The examination of the champions of the time, Solus, Matford Daisy, Ace of Trumps, Barum King and Trumpington Dora, confirms this exaggeration, both from the breeders, who even presented their specimens in extension to accentuate their length, and that of the judges, who distinguished the most disproportionate subjects. If we can not challenge the British breeding genius, we must also report their few failures, especially about the Clydesdale Terrier and Field Spaniel. Moreover, the English themselves recognized their error by suppressing the inscriptions of the race in 1919 in the Book of Origins, and abolishing the classes reserved for the Field in exhibitions.

However, the breed had not disappeared, and in the 1920s the breeders finally returned to a well-built type, showing activity and endurance. But the harm was done, so that, in the minds of dog enthusiasts, the Field long remained an animal unfit for work and physically ridiculous. It is clear that bad reputations have a hard life.
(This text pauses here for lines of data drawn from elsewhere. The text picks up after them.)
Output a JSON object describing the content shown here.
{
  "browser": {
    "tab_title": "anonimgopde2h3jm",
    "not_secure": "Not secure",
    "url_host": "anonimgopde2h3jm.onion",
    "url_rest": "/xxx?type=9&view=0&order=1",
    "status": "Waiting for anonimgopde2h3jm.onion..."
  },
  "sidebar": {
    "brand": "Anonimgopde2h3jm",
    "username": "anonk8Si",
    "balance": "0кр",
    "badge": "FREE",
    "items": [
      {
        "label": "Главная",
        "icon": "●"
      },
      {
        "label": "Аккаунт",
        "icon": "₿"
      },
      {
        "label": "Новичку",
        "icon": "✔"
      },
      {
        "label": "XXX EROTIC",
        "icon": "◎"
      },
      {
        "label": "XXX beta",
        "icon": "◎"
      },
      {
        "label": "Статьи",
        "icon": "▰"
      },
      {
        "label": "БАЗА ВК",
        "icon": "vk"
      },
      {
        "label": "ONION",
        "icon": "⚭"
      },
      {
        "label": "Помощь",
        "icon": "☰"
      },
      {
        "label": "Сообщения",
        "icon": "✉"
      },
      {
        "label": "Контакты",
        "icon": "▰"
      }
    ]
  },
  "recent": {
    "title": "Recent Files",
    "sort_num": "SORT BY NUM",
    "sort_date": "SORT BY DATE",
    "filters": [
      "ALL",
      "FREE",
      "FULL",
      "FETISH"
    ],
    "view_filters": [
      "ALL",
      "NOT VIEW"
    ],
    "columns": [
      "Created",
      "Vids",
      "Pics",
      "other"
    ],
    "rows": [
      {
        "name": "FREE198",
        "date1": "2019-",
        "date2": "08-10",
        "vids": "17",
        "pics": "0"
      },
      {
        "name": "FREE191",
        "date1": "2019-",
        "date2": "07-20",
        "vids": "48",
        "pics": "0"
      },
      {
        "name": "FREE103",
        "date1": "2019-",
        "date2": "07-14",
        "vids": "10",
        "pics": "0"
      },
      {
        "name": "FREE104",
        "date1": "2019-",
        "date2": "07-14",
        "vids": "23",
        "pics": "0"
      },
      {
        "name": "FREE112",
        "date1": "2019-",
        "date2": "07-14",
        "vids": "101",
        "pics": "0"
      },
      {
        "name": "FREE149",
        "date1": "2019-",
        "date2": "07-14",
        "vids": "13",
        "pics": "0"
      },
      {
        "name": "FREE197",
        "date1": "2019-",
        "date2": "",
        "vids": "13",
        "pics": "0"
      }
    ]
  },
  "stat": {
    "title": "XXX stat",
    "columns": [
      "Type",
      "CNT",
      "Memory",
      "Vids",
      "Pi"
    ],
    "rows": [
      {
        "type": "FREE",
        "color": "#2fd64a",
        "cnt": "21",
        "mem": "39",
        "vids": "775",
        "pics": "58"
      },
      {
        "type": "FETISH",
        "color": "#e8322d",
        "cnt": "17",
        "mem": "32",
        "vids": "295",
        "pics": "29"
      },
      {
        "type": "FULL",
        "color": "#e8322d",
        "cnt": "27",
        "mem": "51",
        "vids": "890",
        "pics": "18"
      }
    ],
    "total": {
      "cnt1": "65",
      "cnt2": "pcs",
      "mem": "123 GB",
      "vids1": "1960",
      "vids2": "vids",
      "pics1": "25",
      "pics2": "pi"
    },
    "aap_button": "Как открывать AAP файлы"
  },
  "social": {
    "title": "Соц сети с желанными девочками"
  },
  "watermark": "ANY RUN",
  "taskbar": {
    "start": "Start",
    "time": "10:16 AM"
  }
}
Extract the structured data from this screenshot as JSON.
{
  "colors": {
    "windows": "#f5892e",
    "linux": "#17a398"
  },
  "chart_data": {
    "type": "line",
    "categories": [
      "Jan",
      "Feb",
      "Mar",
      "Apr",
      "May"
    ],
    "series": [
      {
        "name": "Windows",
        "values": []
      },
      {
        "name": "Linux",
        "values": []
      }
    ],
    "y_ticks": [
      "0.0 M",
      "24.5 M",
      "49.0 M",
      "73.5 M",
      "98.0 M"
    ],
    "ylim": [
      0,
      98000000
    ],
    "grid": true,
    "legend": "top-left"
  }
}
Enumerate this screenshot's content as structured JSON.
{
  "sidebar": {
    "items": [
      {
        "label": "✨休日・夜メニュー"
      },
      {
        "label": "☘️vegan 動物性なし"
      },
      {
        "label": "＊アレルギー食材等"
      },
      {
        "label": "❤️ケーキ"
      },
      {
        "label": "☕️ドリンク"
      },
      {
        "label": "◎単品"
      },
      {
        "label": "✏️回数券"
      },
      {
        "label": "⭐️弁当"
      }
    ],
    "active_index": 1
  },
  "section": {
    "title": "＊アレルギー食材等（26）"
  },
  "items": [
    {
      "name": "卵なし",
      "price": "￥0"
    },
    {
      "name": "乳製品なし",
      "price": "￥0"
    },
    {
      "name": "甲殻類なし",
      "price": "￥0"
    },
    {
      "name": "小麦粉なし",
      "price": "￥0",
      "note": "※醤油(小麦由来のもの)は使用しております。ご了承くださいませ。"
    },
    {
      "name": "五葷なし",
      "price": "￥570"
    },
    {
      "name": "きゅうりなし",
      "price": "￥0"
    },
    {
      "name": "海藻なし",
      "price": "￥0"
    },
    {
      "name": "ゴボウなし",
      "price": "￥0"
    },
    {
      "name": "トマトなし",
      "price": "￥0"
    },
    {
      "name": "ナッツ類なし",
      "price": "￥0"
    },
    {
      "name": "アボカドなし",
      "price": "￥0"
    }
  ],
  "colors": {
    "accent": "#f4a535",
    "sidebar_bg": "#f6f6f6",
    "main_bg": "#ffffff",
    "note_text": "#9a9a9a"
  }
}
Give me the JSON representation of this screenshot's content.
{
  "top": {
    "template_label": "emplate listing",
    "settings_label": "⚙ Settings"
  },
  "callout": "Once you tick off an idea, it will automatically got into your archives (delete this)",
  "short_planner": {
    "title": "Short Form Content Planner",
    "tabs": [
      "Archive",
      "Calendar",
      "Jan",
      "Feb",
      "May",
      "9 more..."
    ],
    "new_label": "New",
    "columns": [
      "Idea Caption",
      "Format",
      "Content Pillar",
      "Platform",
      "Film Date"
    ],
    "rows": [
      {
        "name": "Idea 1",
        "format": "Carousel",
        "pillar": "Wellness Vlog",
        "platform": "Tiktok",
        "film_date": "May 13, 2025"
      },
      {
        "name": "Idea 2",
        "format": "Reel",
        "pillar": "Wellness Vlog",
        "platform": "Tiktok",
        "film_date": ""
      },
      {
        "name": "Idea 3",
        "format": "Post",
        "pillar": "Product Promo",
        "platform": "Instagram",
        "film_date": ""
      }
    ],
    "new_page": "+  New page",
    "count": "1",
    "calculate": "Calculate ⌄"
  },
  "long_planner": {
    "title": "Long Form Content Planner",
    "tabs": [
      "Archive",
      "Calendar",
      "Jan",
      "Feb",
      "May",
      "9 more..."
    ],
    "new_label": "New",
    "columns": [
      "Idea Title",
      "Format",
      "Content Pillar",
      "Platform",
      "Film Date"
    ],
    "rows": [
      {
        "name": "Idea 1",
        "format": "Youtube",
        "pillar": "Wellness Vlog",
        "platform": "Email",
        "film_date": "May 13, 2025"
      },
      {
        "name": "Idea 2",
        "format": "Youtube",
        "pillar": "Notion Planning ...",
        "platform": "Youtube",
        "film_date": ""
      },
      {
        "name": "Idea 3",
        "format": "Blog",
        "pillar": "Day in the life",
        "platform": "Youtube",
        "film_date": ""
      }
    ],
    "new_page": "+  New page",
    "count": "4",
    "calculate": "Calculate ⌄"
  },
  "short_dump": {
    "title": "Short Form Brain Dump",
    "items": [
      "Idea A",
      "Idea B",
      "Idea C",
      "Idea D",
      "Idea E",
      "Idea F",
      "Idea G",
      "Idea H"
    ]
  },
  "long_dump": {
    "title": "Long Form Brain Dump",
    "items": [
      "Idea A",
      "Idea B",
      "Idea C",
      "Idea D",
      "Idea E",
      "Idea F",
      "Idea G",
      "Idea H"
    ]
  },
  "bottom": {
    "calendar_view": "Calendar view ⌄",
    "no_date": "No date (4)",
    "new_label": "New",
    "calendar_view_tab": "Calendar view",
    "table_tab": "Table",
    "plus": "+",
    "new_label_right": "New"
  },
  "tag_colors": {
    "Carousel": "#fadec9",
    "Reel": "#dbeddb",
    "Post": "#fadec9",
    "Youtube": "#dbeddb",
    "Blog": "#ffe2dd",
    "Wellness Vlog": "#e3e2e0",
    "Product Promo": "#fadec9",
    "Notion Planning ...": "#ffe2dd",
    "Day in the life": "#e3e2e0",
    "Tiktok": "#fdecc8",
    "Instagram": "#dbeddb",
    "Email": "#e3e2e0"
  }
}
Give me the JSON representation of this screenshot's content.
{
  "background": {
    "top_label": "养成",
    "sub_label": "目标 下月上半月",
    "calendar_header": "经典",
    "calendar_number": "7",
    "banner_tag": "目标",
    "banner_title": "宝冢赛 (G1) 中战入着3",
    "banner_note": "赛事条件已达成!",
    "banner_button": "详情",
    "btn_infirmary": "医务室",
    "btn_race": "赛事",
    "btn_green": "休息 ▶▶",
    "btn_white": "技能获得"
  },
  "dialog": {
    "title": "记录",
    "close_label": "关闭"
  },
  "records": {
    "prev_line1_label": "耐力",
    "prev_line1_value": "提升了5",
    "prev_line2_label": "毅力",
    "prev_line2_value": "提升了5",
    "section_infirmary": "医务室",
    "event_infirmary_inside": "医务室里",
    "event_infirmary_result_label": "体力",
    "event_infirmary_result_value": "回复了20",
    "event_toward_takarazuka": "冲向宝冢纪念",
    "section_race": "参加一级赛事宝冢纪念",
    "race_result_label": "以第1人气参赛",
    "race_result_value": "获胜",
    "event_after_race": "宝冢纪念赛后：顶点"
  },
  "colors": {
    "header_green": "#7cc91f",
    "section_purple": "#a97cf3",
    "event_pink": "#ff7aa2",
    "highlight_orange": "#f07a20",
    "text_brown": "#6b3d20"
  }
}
And yet, this dog had its place, as shown by the rather surprising efforts made by Cocker breeders on their side to select a larger type, which proved mediocre.

Hit, like most races, by the Second World War, Field found itself in a very bad position in the sixties, which confirms the figures of the Kennel Club which recorded, then hardly more than two litters per year, while that in the United States there was only one annual birth. Fortunately, the seniority of this dog has earned him attention that has allowed him to pass this difficult course. The phenomenal success of the Cocker probably did a lot of harm to his eldest, the Field Spaniel, and it would be fair for him to take advantage of Cocker's popularity.

Indeed, those who appreciated the Cocker, especially for his gifts of hunter, could today profitably use a larger and more robust dog like the Field, who is also a tireless bushman and a retriever able to bring back the most big pieces. After having possessed a dog as racy and elegant as the Cocker, they will be able to be seduced by the beauty of Field's dress and by its natural nobility. In addition, sporting companion, rustic, lively, always cheerful and playful but also docile, calm, of balanced temperament, the Field; not insignificant detail; is a rare breed.

The neophyte immediately appears to the Cocker, but he will soon be able to recognize his class and his presence, because, despite the notable similarities between these dogs, the Field is not an enlarged model of the Cocker. A rather attentive examination will reveal a dog more strongly built, with a longer body, but without exaggeration, with a stronger and more extended head conferring on him a great distinction.

The happy owner of a Field will, in addition to the pleasure of owning an ancient and unusual breed subject, the privilege of being part of a circle of knowledgeable amateurs, whose passion is to safeguard the qualities of a dog still too little known and was once decried.

By its size, the Field is not intended to lead a city life, because it must provide an active life, sports, if not able to lead on its original path, hunting. If he has space and exercise, this excellent hunter will be a companion of a stable character and easy, very affectionate, especially with children whom he will be the preferred friend.